Gippsland the honey hub?

Heidi Kraak

The potential to establish Gippsland as a destination for bioactive honey will be the topic of a presentation at the next meeting of the Latrobe Valley Beekeepers Association.

Grand Ridge Propogation Nursery’s Rob Waddell will discuss how Gippslanders could invest in Leptospermum – the genus of trees and shrubs responsible for the production of bioactive honeys, such as medicinal Manuka honey – and establish a vegetation belt to produce their own bioactive honey.

Latrobe Valley Beekeepers Association communications manager Brooke Bridge said Mr Waddell had developed a range of Leptospermum tea trees that flowered all year round, which would allow beekeepers to produce bioactive honey at all times of the year.

“There is a potential opportunity for farmers to hook in with a beekeeper and it could be profitable for both of them,” she said.

“You can grow the tea trees on land that is unproductive.

“I like the idea of establishing Gippsland as a place for Manuka honey.”

The association holds monthly meetings on a different topic every month at the Moe library from 7pm, and livestreams the meetings from the Facebook page with thousands of viewers from all over the country.

Ms Bridge said the club was in the process of searching for suitable clubrooms to expand their operations.

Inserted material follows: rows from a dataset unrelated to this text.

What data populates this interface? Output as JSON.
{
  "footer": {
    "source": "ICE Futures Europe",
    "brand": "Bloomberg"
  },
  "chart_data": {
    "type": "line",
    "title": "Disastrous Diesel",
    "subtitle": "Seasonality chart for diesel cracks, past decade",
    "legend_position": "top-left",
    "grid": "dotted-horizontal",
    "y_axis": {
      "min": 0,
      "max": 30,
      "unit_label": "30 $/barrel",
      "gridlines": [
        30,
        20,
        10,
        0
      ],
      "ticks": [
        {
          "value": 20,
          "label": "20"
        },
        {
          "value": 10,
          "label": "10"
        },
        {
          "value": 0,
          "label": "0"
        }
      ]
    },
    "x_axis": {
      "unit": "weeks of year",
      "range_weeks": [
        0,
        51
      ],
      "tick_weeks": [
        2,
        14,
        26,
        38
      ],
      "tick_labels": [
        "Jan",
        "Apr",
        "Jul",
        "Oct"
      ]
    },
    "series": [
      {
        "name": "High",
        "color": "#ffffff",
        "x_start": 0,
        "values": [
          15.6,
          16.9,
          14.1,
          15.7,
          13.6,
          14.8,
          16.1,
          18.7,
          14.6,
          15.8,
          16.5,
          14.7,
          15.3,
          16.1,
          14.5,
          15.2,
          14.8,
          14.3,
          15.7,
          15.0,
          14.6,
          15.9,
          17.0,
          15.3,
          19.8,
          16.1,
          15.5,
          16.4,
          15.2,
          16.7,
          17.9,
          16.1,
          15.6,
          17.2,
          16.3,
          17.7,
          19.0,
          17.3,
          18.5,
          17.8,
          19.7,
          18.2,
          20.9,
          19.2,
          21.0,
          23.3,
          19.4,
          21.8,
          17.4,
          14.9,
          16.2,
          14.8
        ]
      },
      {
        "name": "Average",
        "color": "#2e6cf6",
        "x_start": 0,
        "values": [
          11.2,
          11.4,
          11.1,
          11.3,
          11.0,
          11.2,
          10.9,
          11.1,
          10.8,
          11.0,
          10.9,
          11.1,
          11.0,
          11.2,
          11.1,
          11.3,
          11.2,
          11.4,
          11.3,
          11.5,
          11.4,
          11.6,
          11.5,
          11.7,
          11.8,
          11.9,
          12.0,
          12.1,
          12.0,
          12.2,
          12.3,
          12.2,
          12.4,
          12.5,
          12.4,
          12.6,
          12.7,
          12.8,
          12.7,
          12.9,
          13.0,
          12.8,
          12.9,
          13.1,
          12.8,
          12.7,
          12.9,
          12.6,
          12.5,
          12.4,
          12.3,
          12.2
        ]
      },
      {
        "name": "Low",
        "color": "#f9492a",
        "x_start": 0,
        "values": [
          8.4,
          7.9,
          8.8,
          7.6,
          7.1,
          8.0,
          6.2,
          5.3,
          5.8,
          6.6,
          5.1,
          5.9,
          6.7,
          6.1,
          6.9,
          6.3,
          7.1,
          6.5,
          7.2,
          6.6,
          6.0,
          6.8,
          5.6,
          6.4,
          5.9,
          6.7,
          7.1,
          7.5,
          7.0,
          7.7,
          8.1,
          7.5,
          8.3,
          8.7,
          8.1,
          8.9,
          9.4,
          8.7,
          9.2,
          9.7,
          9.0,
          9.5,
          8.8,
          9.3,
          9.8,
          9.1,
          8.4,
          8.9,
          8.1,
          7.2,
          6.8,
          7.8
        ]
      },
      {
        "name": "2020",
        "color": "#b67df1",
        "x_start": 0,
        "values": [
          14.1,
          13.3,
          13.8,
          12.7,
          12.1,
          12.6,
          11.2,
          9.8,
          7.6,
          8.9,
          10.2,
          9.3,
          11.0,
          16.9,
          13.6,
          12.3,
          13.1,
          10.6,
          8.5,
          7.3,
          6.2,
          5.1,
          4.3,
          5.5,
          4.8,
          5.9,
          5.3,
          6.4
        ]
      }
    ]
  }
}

She said clubrooms would allow the association to conduct research with the likes of the CSIRO, provide certificate level courses on bee keeping, hold training sessions and markets and other events.

Ms Bridge said the group was also in the process of building a portable bee education trailer that would travel to different events, including the upcoming Rose Garden Festival in Morwell, to educate people on the importance of bees and beekeeping.

The Latrobe Valley Beekeepers Association is less than a year old and has more than 70 members.